The aforementioned letter signed by Remy Aquarone and other apologists protesting Beech’s sentencing reads:
Trauma and abuse evoke powerful feelings. As therapists, psychologists and counsellors we are concerned that the extra anger being aimed at Tom Watson MP, the police and Carl Beech is missing adequate reflection. Tom Watson suggested, in parliament in 2012, that evidence from the paedophile Peter Righton’s conviction pointed to a “powerful paedophile network linked to parliament and No 10.” This was prior to speaking to Beech, and he was right.
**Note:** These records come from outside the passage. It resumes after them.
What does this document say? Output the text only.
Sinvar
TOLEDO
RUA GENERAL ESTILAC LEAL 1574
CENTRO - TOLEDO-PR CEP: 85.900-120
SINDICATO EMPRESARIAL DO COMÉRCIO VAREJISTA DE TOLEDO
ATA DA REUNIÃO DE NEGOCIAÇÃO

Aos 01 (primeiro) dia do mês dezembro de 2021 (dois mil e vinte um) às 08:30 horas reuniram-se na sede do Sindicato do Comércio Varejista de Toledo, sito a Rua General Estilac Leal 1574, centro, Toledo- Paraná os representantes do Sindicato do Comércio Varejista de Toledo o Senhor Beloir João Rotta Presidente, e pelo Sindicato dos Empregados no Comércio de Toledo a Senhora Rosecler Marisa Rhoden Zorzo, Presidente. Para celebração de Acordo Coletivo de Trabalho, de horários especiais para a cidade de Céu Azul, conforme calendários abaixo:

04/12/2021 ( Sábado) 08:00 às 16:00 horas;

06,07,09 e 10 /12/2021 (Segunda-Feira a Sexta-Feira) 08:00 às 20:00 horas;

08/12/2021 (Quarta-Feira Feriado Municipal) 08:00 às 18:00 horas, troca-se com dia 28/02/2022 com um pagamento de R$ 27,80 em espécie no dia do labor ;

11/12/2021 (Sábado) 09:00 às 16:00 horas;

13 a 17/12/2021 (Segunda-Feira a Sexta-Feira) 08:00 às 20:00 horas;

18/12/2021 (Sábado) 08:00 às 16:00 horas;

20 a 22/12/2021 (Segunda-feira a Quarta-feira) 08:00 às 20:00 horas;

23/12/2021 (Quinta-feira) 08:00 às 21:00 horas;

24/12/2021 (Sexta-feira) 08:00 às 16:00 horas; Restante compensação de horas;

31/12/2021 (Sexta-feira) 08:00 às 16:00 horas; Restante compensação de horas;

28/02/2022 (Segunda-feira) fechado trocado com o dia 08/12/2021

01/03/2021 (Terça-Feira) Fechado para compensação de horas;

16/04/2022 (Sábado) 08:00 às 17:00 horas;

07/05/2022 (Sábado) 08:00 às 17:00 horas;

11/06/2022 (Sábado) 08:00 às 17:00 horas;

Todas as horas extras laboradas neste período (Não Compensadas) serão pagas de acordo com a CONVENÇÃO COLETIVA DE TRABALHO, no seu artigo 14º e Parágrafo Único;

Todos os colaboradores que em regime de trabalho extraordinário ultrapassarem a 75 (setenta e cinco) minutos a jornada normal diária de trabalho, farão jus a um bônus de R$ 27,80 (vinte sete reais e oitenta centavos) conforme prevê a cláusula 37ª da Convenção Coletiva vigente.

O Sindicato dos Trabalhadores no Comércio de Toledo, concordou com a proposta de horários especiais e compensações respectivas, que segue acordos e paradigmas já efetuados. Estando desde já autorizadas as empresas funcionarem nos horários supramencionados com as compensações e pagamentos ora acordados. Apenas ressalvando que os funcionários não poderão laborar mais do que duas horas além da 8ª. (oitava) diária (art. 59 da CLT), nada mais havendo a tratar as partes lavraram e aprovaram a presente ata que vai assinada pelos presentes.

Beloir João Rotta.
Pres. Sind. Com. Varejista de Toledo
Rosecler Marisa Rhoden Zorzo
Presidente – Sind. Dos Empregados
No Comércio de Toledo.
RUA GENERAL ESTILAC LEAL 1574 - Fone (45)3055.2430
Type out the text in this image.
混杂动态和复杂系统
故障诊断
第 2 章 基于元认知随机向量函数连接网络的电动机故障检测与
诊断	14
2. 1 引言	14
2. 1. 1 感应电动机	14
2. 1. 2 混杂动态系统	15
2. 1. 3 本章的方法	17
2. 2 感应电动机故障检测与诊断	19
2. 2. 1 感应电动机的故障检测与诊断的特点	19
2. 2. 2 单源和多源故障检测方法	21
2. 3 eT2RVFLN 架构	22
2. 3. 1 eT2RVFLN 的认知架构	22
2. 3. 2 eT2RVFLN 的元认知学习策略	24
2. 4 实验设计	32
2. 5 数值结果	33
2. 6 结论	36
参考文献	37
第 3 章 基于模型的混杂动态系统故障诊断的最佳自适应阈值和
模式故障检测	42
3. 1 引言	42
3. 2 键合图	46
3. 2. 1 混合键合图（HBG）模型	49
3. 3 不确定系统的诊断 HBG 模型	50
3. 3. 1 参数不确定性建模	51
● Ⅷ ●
National figures such as Jimmy Savile and Cyril Smith MP were unmasked as prolific child abusers.
The outcry culminated in the then home secretary, Theresa May, announcing an independent inquiry, and the 2014 pressuring on police to be believing – now rescinded. The scenarios Carl Beech describes, and his complex mixture of untreated victim and perpetrator, are familiar. People need to understand “fantasists” and “liars”. To ignore that subject risks not hearing vulnerable children. Children with dissociative identity disorder from trauma, for example, are often accused of being liars when one state of mind is amnesic to what another has said or done. To be wrongly accused is abuse.
We must provide justice for all, while acknowledging the number of innocent people named is very small compared with the one in 65 survivors who gain justice.
Valerie Sinason, Sue Richardson, Kathryn Livingston, Melanie Goodwin, Rémy Aquarone, Nancy Borrett, Jaclyn Everitt, Andrew Baxter, Penny Johnson, Paula Fenn, Dena Sanger, Ruth Alborough, Kay Luck, Maire Fitzmaurice, Michelle Jowett, Winja Lutz, Sandra Buck, Judy Williams, Lindsay Schofield, Kate Forbes Pitt, Dehra Mitchell, Eimir McGrath, Andrea Aldridge, Liz Hall, Mandy Coghill, Ronete Cohen, Giles Lascelle, Abbie O’Connor, Jane Blackhurst, Cathie Wright, Ruth Leaper, Patricia Bahs, Katia Kohler, Loraine Newbold, Paula Biles, Rainer Kurtz, Judith Marlow, Heather Bacon
In an astonishing apologetic for Beech, the second paragraph actually suggests that one be open to the possibility that Beech's lies and pedophilia might be a result of his being a "complex mixture of untreated victim and perpetrator.”
Instead, findings confirmed that Beech had made seriously false allegations that had wasted police time – unpublished works of fantasy he had written, showed that Beech was a fantasist who delighted in playing out fantasies of being a victim of violent child abuse, and enjoyed the attention it would bring him with little heed for the consequences and the damage it would cause.
Despite Aquarone's attempts to disentangle himself in 2013 from the mess of controversy his peers propagate, he remains a prominent figure and a major player in the field.
In His Own Words:
“Many of the people who are in long-term psychiatric care have multiple physical problems because the body stores memory better than the brain…”
“Often one of the things that therapists can find difficult and professionals can find difficult, is to work with the more aggressive, angry, hostile part of the client. Some clients will come in and say that they are really frightened of and are controlled by this really dark part - nasty, sometimes they call it the devil part, and this can be the abuser part (often the internalised abuser) that makes them do things like cut themselves, or they may be aggressive or threatening or threaten to hurt the professional or can come out of control and destroy things....”
“The dissociative client has the family within themselves. He or she is both parent (to herself), and adult in an adult body, but also very childlike, easily led, naïve. Very often the dissociative client has parts (generally the traumatised part) that are regressed and may be age related to the abuse.”